The training data provenance problem in LLM development hasn’t gone away; it’s mostly been deferred. Lawsuits grind on. Fair use doctrine is being litigated across multiple jurisdictions. Most labs have responded by training on everything they can reach and hoping the legal environment resolves in their favor.
Mr. Chatterbox takes the opposite approach: train only on text that is definitively, unambiguously in the public domain. The project pulled 28,000+ Victorian-era books from the British Library — texts published between 1837 and 1899, all of which cleared copyright by a wide margin regardless of jurisdiction. The result is a 340M-parameter model built with Andrej Karpathy’s nanochat framework, sitting at 2.05GB on disk, trained on 2.93 billion tokens.
It does not produce useful responses. Simon Willison describes the outputs as closer to Markov chains than coherent language understanding, and his diagnosis points directly at the Chinchilla scaling laws: for 340M parameters, the compute-optimal training volume is somewhere around 6.8 billion tokens. At 2.93B tokens, the model is roughly 60% of the way to its compute-optimal point. Willison estimates it needs 4x more training data to feel like a useful conversational partner.

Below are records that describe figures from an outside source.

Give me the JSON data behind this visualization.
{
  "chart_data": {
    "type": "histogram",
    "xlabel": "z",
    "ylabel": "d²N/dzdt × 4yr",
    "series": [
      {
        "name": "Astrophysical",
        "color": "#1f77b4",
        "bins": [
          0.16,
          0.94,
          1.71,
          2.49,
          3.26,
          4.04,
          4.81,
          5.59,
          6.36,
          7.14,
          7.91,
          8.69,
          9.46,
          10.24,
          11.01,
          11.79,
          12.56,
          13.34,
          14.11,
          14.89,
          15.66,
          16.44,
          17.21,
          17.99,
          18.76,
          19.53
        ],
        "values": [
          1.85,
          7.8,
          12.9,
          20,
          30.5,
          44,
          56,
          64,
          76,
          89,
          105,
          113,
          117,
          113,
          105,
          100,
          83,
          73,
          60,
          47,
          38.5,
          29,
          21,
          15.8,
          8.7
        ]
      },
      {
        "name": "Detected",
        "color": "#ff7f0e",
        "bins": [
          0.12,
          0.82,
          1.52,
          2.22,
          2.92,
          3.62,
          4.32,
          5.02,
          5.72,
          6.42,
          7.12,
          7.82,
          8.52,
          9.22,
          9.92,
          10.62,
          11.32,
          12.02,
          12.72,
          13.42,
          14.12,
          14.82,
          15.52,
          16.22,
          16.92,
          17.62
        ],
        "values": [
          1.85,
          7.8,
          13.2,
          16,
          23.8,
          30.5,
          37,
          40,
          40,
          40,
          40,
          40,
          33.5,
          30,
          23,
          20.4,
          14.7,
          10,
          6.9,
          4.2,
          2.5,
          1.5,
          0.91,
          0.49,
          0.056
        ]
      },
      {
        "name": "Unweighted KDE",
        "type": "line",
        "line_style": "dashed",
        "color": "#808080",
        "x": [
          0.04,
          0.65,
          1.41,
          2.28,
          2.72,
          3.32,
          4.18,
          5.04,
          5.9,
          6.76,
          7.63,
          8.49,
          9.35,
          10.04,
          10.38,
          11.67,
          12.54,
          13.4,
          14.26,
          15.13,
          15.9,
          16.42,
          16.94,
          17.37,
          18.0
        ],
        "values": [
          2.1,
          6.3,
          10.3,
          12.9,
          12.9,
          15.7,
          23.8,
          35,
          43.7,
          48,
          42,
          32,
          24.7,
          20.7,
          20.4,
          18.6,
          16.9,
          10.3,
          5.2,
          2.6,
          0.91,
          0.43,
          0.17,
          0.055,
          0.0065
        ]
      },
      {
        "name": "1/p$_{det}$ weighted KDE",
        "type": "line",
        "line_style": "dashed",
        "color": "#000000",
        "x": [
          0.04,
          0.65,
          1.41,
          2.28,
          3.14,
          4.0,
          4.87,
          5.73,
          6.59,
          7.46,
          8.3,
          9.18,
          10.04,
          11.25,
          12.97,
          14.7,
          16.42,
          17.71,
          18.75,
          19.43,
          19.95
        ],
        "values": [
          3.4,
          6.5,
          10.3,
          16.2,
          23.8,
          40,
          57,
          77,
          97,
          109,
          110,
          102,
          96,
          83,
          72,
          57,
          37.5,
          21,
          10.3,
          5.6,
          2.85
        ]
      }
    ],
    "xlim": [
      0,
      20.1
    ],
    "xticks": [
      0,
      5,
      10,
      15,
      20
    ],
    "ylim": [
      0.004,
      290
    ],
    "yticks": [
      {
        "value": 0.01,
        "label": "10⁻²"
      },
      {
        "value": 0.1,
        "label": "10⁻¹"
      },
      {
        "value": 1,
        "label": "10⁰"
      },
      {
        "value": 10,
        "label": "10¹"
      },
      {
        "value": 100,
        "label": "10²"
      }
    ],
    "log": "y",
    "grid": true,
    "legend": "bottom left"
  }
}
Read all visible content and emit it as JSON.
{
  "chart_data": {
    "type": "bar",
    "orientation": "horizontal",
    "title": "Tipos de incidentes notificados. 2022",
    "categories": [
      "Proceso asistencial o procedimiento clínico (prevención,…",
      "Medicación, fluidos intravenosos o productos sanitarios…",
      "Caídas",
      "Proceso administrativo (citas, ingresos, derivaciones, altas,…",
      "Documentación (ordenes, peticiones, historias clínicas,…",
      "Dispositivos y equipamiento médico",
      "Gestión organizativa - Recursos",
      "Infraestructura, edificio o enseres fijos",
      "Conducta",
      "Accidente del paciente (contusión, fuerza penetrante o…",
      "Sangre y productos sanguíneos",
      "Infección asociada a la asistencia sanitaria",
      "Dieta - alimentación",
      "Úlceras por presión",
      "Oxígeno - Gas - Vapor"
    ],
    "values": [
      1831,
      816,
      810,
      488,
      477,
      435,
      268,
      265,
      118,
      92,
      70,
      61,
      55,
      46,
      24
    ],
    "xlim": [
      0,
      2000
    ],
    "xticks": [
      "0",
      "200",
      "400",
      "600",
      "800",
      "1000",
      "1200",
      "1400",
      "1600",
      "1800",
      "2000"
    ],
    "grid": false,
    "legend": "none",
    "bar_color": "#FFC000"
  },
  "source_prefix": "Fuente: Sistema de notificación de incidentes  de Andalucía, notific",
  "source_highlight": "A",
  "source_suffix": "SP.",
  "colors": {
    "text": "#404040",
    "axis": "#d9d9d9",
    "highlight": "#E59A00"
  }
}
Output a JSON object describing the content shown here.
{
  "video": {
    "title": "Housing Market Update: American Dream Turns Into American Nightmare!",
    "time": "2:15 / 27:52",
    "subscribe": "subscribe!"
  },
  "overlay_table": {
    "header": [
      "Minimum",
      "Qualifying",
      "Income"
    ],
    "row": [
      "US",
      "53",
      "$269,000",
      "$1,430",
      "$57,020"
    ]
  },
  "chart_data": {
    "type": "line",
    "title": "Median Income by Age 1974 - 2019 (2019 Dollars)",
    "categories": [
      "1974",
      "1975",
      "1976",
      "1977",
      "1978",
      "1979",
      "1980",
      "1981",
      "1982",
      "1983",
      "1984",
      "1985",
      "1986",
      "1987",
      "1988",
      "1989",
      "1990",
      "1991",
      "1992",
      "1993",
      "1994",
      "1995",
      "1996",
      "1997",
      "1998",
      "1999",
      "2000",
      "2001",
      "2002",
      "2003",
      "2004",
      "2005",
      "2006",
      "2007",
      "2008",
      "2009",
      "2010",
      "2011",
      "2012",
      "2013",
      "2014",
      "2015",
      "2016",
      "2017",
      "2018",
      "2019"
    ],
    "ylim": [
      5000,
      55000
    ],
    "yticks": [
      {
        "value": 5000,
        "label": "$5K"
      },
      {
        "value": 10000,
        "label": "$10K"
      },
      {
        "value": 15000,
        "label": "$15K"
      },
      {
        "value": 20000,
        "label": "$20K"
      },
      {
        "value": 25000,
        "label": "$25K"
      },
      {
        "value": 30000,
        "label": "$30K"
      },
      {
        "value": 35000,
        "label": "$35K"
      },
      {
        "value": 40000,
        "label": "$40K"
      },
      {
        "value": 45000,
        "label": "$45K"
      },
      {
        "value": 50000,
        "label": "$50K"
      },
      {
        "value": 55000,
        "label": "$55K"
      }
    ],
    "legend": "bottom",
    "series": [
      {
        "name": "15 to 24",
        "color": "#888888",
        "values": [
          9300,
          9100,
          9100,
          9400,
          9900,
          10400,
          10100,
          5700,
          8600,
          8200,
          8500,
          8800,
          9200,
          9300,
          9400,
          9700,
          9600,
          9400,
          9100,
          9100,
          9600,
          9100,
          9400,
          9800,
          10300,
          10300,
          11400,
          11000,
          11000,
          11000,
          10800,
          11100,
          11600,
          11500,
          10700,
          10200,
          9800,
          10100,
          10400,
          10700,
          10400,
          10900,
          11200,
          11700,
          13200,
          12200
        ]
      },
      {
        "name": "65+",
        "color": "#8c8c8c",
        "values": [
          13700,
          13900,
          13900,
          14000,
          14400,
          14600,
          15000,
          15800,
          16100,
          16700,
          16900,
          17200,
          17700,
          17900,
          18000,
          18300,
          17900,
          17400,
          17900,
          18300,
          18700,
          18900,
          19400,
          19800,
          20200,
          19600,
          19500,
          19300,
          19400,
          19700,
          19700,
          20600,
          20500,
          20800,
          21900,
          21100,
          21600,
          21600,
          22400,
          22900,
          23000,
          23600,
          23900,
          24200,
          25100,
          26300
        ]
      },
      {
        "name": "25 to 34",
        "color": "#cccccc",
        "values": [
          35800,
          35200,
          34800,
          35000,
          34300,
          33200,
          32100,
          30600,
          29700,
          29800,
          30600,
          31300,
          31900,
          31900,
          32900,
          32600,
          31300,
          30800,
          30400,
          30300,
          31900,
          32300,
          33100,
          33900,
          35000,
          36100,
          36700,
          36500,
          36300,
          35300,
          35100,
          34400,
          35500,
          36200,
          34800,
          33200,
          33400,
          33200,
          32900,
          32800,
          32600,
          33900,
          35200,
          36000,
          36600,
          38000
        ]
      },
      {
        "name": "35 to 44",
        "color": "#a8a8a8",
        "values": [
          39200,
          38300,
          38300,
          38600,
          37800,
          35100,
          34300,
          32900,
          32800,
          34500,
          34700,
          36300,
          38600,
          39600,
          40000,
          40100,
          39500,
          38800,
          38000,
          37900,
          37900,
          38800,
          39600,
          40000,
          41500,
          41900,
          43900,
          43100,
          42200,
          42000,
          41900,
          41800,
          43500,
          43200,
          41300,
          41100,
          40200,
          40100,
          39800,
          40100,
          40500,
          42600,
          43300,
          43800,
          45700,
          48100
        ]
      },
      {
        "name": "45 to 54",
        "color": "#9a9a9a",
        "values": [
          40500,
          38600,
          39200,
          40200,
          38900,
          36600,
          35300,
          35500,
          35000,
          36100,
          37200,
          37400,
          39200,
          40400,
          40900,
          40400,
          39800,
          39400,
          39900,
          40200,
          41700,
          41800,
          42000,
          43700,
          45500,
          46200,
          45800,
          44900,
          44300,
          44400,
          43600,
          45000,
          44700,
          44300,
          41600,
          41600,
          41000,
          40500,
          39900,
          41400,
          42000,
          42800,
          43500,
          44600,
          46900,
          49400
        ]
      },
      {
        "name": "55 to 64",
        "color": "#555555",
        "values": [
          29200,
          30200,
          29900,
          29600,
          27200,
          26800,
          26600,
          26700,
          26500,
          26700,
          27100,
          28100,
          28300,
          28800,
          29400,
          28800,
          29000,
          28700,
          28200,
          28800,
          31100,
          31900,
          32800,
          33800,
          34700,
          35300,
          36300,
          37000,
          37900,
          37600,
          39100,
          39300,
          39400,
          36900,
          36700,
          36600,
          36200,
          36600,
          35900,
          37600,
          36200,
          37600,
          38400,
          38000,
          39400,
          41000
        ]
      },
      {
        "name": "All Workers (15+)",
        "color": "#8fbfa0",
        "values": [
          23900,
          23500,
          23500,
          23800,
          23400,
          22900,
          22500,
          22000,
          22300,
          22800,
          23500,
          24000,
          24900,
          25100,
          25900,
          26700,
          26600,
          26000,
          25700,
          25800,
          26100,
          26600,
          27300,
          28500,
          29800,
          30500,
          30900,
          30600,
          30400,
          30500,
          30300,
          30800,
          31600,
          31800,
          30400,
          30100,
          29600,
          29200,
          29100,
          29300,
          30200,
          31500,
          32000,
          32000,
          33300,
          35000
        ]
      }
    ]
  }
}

The problem is that 4x more public-domain text is hard to come by at this quality level. The British Library corpus already represents a substantial slice of what’s available in clean, digitized, Victorian-era English. To get another 10–12 billion tokens of similar-vintage public domain text, you’d need to aggregate across Project Gutenberg, the Internet Archive’s pre-1928 holdings, and other digitization projects — and even then, you’d be reaching the ceiling of what’s available, not just from one source but from all of them combined.
That ceiling reveals something specific about what modern LLMs actually require. The capability gap between a model trained on public domain Victorian prose and a model trained on 2024 internet text isn’t purely about scale. It’s also about distribution. Conversational patterns, instruction-following norms, technical vocabulary, code, and current events are not well-represented in texts written before the telephone existed. A model trained exclusively on Victorian novels will not learn what a function signature is, what “summarize this” means, or how to answer a question in the imperative register that instruction-tuned models internalize.
This is a useful constraint to examine directly rather than handwave. The copyright-clean floor for LLM training exists but is much lower than the copyright-ambiguous ceiling that frontier labs train against. The difference isn’t trivial: it’s roughly the difference between a model that can generate plausible Victorian-flavored text and one that can help you debug code.
There’s a narrower version of this project that could be genuinely useful: a domain-specific model trained on public domain scientific texts, historical primary sources, or classical literature — where the distribution mismatch with the deployment domain is smaller. A model trained to assist with research on 19th-century British texts, trained on those very texts, would face a much less severe gap between training distribution and use case.
At 340M parameters and 2.93B tokens, Mr. Chatterbox is not that model. But it is an honest experiment with honest documentation of its limits, which is rarer than it sounds.